L’ex-PDG d’Orange va-t-il devoir renoncer à sa retraite-chapeau ?

Didier Lombard va-t-il devoir se passer de sa retraite-chapeau? Le 30 mai dernier, le syndicat CFE-CGC d’Orange a porté plainte contre X pour « abus de bien social » et « prise illégale d’intérêt ». La plainte est adressée au procureur de la République et vise l’ex-PDG d’Orange au sujet des conditions dans lesquelles ce complément de rémunération lui a été accordé.

En 2011, Didier Lombard avait obtenu un coquet complément de rémunération, sous la forme de cette retraite dorée qui lui permettait de bénéficier de plus de 347.000 euros par an. Mais l’enjeu est plus important encore, puisque, de source syndicale, la somme totale qu’a provisionnée l’entreprise afin de pouvoir verser cette somme jusqu’au décès du dirigeant serait comprise entre 8 et 10 millions d’euros – d’autres sources évoquent la somme de 7,3 millions d’euros.

Or, depuis les scandales liés aux montants extravagants de certaines de ces retraites dans les années 2000, la législation est devenue extrêmement rigide. Déjà, en 2005, la loi Breton pour la confiance et la modernisation de l’économie avait mis l’accent sur l’exigence de transparence des rémunérations. Elle indique notamment que « les engagements pris au bénéfice des dirigeants sociaux par la société correspondant à des éléments de rémunération […], à raison de la cessation ou du changement de leurs fonctions, ou postérieurement à celles-ci, sont désormais soumis expressément au régime des conventions réglementées ».

Informer le Conseil d’administration et l’AG

Un régime considéré comme « relativement lourd » par les avocats du cabinet Squire, Patton, Boggs,  puisqu’il suppose une délibération du conseil d’administration avec interdiction pour la personne concernée de prendre part au vote, une information des commissaires aux comptes, un rapport spécial de ces derniers sur ces conventions, et enfin un vote de l’assemblée générale ordinaire annuelle.

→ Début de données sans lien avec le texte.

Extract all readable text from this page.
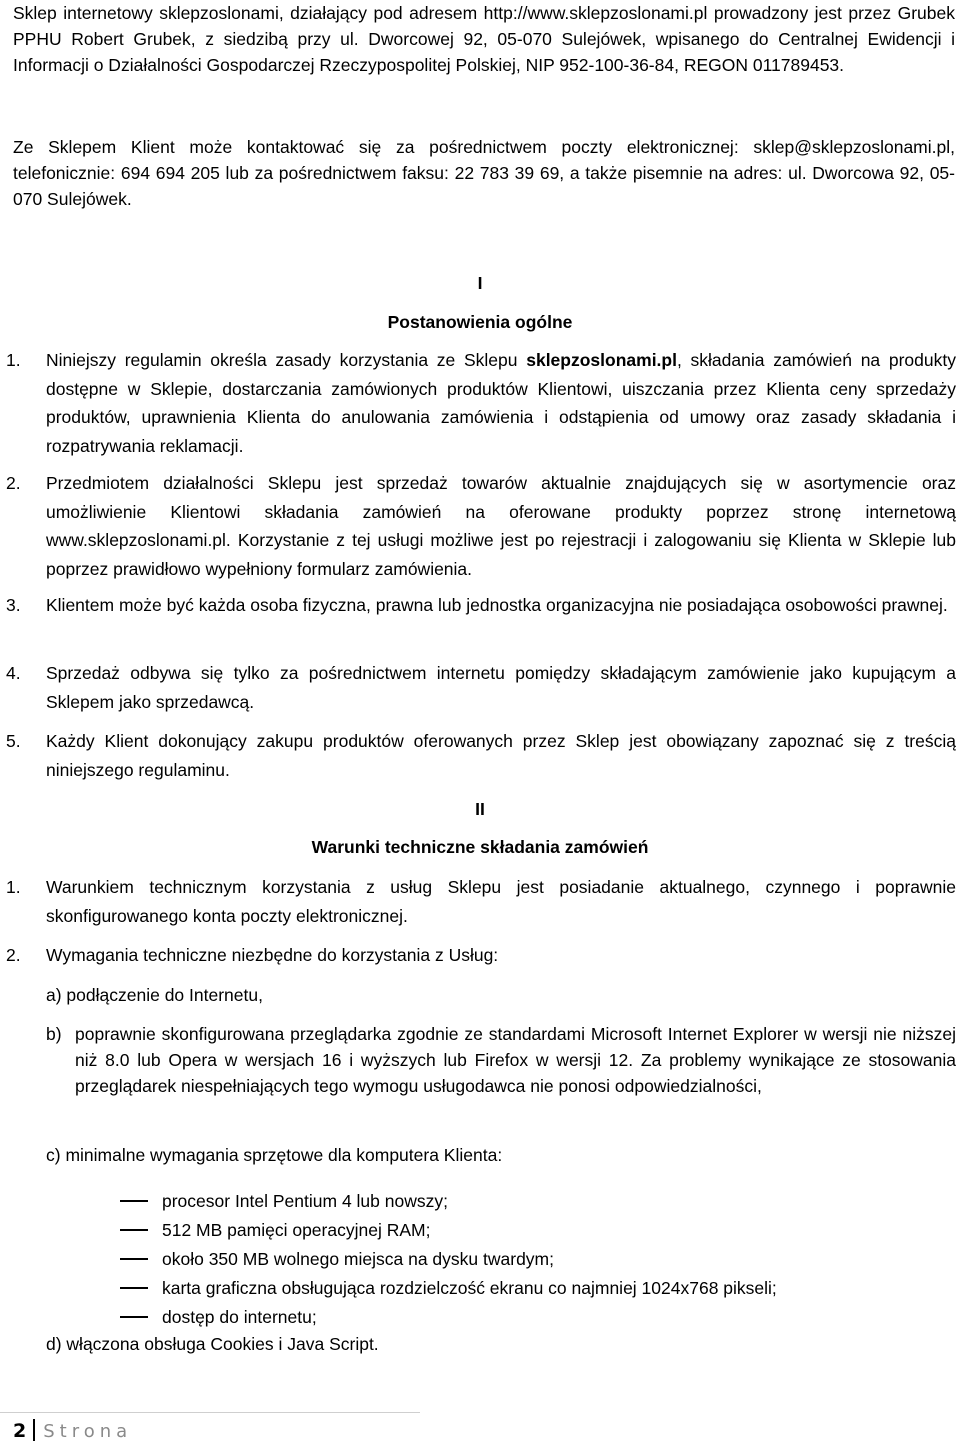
Sklep internetowy sklepzoslonami, działający pod adresem http://www.sklepzoslonami.pl prowadzony jest przez Grubek PPHU Robert Grubek, z siedzibą przy ul. Dworcowej 92, 05-070 Sulejówek, wpisanego do Centralnej Ewidencji i Informacji o Działalności Gospodarczej Rzeczypospolitej Polskiej, NIP 952-100-36-84, REGON 011789453.

Ze Sklepem Klient może kontaktować się za pośrednictwem poczty elektronicznej: sklep@sklepzoslonami.pl, telefonicznie: 694 694 205 lub za pośrednictwem faksu: 22 783 39 69, a także pisemnie na adres: ul. Dworcowa 92, 05-070 Sulejówek.

I

Postanowienia ogólne

1. Niniejszy regulamin określa zasady korzystania ze Sklepu sklepzoslonami.pl, składania zamówień na produkty dostępne w Sklepie, dostarczania zamówionych produktów Klientowi, uiszczania przez Klienta ceny sprzedaży produktów, uprawnienia Klienta do anulowania zamówienia i odstąpienia od umowy oraz zasady składania i rozpatrywania reklamacji.
2. Przedmiotem działalności Sklepu jest sprzedaż towarów aktualnie znajdujących się w asortymencie oraz umożliwienie Klientowi składania zamówień na oferowane produkty poprzez stronę internetową www.sklepzoslonami.pl. Korzystanie z tej usługi możliwe jest po rejestracji i zalogowaniu się Klienta w Sklepie lub poprzez prawidłowo wypełniony formularz zamówienia.
3. Klientem może być każda osoba fizyczna, prawna lub jednostka organizacyjna nie posiadająca osobowości prawnej.
4. Sprzedaż odbywa się tylko za pośrednictwem internetu pomiędzy składającym zamówienie jako kupującym a Sklepem jako sprzedawcą.
5. Każdy Klient dokonujący zakupu produktów oferowanych przez Sklep jest obowiązany zapoznać się z treścią niniejszego regulaminu.

II

Warunki techniczne składania zamówień

1. Warunkiem technicznym korzystania z usług Sklepu jest posiadanie aktualnego, czynnego i poprawnie skonfigurowanego konta poczty elektronicznej.
2. Wymagania techniczne niezbędne do korzystania z Usług:

a) podłączenie do Internetu,

b) poprawnie skonfigurowana przeglądarka zgodnie ze standardami Microsoft Internet Explorer w wersji nie niższej niż 8.0 lub Opera w wersjach 16 i wyższych lub Firefox w wersji 12. Za problemy wynikające ze stosowania przeglądarek niespełniających tego wymogu usługodawca nie ponosi odpowiedzialności,

c) minimalne wymagania sprzętowe dla komputera Klienta:

procesor Intel Pentium 4 lub nowszy;
512 MB pamięci operacyjnej RAM;
około 350 MB wolnego miejsca na dysku twardym;
karta graficzna obsługująca rozdzielczość ekranu co najmniej 1024x768 pikseli;
dostęp do internetu;

d) włączona obsługa Cookies i Java Script.

2 Strona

Rebelote en 2007: la loi TEPA a soumis le versement d’indemnités à des critères de performance concernant à la fois l’entreprise elle-même (résultat net, etc…) et le dirigeant (mesure de la contribution du dirigeant aux performances de l’entreprise)

Pas de définition d’objectifs

Or, si la retraite-chapeau de Didier Lombard avait bien été soumise au conseil d’administration et à l’assemblée générale, son obtention n’était pas à l’époque conditionnée à la réalisation d’objectifs. Du coup, la loi Tepa de 2007, qui exigeait la mention de ces objectifs, rendait l’accord caduc. Certes, la loi laissait 18 mois aux entreprises pour régulariser la situation et déterminer ces objectifs mais, selon la plainte du 30 mai, les « conditions de performance (…) n’apparaissent pas dans la convention réglementée validée par l’AGO des actionnaires de 2007, laquelle n’a jamais été amendée ultérieurement sur ce point ».

Le syndicat évoque également un autre souci, qui semble plus relever d’une querelle administrativo-byzantine -il ne figure d’ailleurs pas dans la plainte adressée au procureur de la République: la loi sur le cumul emploi-retraite prévoit que les cotisations retraites versées après le départ à la retraite (par exemple dans le cas où un retraité exerce à nouveau une activité salariée) ne peuvent pas servir à augmenter la pension, et la CFE-CGC considère que « les cotisations versées depuis 2007 par Orange pour la retraite chapeau de Didier Lombard entrent dans ce cadre, puisqu’il était à la retraite depuis 2004. » (selon l’arrêté de la ministre déléguée à l’industrie de l’époque, il a effectivement été officiellement « admis, sur sa demande, à faire valoir ses droits à la retraite à compter du 1er mars 2004 », NDLR.). Contacté à plusieurs reprises, Didier Lombard n’a pas répondu à nos appels.

De son côté, sentant sans doute le vent venir, Stéphane Richard, le PDG d’Orange, a déclaré il y a deux jours qu’il condamnait  le principe même des « retraites chapeau » estimant qu’il perpétue « une forme d’inégalité qui est difficile à admettre ». Sans doute une façon de prendre les devants et ses distances avec le comportement de son prédécesseur.

Dans un passé récent, une lame de fond émotionnelle avait contraint plusieurs patrons à renoncer à leur retraite-chapeau: ainsi de Philippe Varin, Henri Proglio, Thierry Morin ou Axel Miller.  Il n’est pas impossible que Didier Lombard doive, lui aussi, souscrire à cette « mode ».